Set to rise from £400 to £624 this month, the surcharge aimed at raising funds for the NHS is imposed on anyone in the UK on a work, study or family visa for longer than six months.
However, on Thursday (1), the government said “tens of thousands of international health and care staff who have worked tirelessly to save lives during the pandemic are exempt” from the IHS.
“I am incredibly proud of all the fantastic health and care workers from all over the world we have working in our NHS who provide such an invaluable service, from cleaners to care workers to porters,” said Health Secretary Matt Hancock.
“We can now deliver on our promise as the reimbursement scheme will benefit those who have given so much this year to protect us all from Covid-19.
“This will encourage overseas health and care workers to continue to come and work in the UK and help those already living here to provide first-class care and support for patients.”
In May, Prime Minister Boris Johnson had announced in Parliament that doctors and healthcare workers already contributing on the NHS frontlines will be exempt from the surcharge.
The new Health and Care Visa, which was launched in August, has the exemption to the surcharge already built in, with the IHS Reimbursement Scheme working alongside to compensate others.

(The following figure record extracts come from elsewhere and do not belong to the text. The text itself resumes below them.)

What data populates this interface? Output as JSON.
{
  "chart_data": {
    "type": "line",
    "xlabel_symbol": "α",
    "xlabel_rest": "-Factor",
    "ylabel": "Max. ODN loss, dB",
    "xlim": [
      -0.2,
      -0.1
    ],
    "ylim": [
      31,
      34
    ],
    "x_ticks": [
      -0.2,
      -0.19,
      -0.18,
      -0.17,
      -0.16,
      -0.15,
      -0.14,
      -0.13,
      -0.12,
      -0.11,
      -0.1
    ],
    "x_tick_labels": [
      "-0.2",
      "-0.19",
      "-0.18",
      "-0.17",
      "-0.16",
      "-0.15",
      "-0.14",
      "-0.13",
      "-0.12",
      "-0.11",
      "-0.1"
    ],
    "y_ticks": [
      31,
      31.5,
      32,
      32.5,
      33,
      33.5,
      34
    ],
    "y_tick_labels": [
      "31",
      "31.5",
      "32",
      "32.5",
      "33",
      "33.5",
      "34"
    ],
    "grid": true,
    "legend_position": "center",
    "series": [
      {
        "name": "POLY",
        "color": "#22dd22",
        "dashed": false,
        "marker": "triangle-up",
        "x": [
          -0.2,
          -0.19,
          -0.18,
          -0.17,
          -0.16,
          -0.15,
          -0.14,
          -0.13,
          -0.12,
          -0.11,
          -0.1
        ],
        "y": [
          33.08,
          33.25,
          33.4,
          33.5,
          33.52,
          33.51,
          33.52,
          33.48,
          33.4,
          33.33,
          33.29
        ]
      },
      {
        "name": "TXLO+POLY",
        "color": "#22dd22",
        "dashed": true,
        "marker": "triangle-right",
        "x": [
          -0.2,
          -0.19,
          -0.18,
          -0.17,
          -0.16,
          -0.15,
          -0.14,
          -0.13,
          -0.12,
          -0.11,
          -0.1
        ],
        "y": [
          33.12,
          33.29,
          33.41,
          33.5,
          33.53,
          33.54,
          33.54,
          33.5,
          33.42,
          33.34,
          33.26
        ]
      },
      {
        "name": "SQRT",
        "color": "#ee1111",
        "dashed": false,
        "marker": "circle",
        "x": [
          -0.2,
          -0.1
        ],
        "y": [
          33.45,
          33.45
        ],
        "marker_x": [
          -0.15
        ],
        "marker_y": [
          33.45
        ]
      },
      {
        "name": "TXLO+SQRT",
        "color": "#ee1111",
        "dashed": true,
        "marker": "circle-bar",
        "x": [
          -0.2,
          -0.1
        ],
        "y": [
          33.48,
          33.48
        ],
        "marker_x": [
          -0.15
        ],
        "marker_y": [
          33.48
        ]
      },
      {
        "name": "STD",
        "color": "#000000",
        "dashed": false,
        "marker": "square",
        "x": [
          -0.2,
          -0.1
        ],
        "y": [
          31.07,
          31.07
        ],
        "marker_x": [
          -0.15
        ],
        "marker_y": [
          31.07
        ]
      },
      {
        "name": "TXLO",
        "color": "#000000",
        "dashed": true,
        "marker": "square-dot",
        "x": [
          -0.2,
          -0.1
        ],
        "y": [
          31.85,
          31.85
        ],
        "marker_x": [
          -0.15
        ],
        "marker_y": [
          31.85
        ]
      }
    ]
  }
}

The British Association of Physicians of Indian Origin (BAPIO), which had been campaigning against the surcharge for several years, welcomed the “common sense” announcement.
“The government has finally seen what is right and sensible,” said BAPIO President Dr Ramesh Mehta.
“This is really good news, not only for the Indian doctors and nurses who contribute so much to the NHS but also for the government keen to attract future talent that will help address the severe staff shortages faced by the health service.
“Unless the government shows such friendly overtures and sensible immigration policies, the UK stands to lose out on Indian professionals who get drawn to other countries such as Australia and Canada.”
The IHS was brought in to allow foreign workers to access the NHS on broadly the same basis as UK nationals and residents. But, with the surcharge applicable on each member of a family, the overall cost was viewed as a unfair burden on overseas healthcare workers who were already making a direct contributions to the NHS and National Insurance.
Rebecca Smith, managing director of NHS Employers, said the government’s move to exempt health and social care workers from the surcharge and reimburse those who already paid it after March 31 this year “demonstrated some recognition of the incredible contribution overseas staff make to the NHS”.
“Now more than ever, we must show our gratitude for all our staff, including those from overseas, who have worked with dedication, fortitude and selflessness to care for our communities in one of the most challenging periods in our history,” she added.
Under the new scheme, people who have worked in the health and social care sector continuously for at least six months and paid the surcharge will be eligible for a reimbursement. It will be processed by the NHS Business Services Authority and UK Visa and Immigration, and paid out in six-month instalments.
The health department said the reimbursement scheme was designed for claimants who were in the UK on visas that gave them a generic right to work.
It noted that Health and Care Visa was designed to help deliver 50,000 more nurses, 6,000 more doctors in general practice, as well as thousands more physiotherapists, pharmacists and other highly-skilled practitioners over the next five years.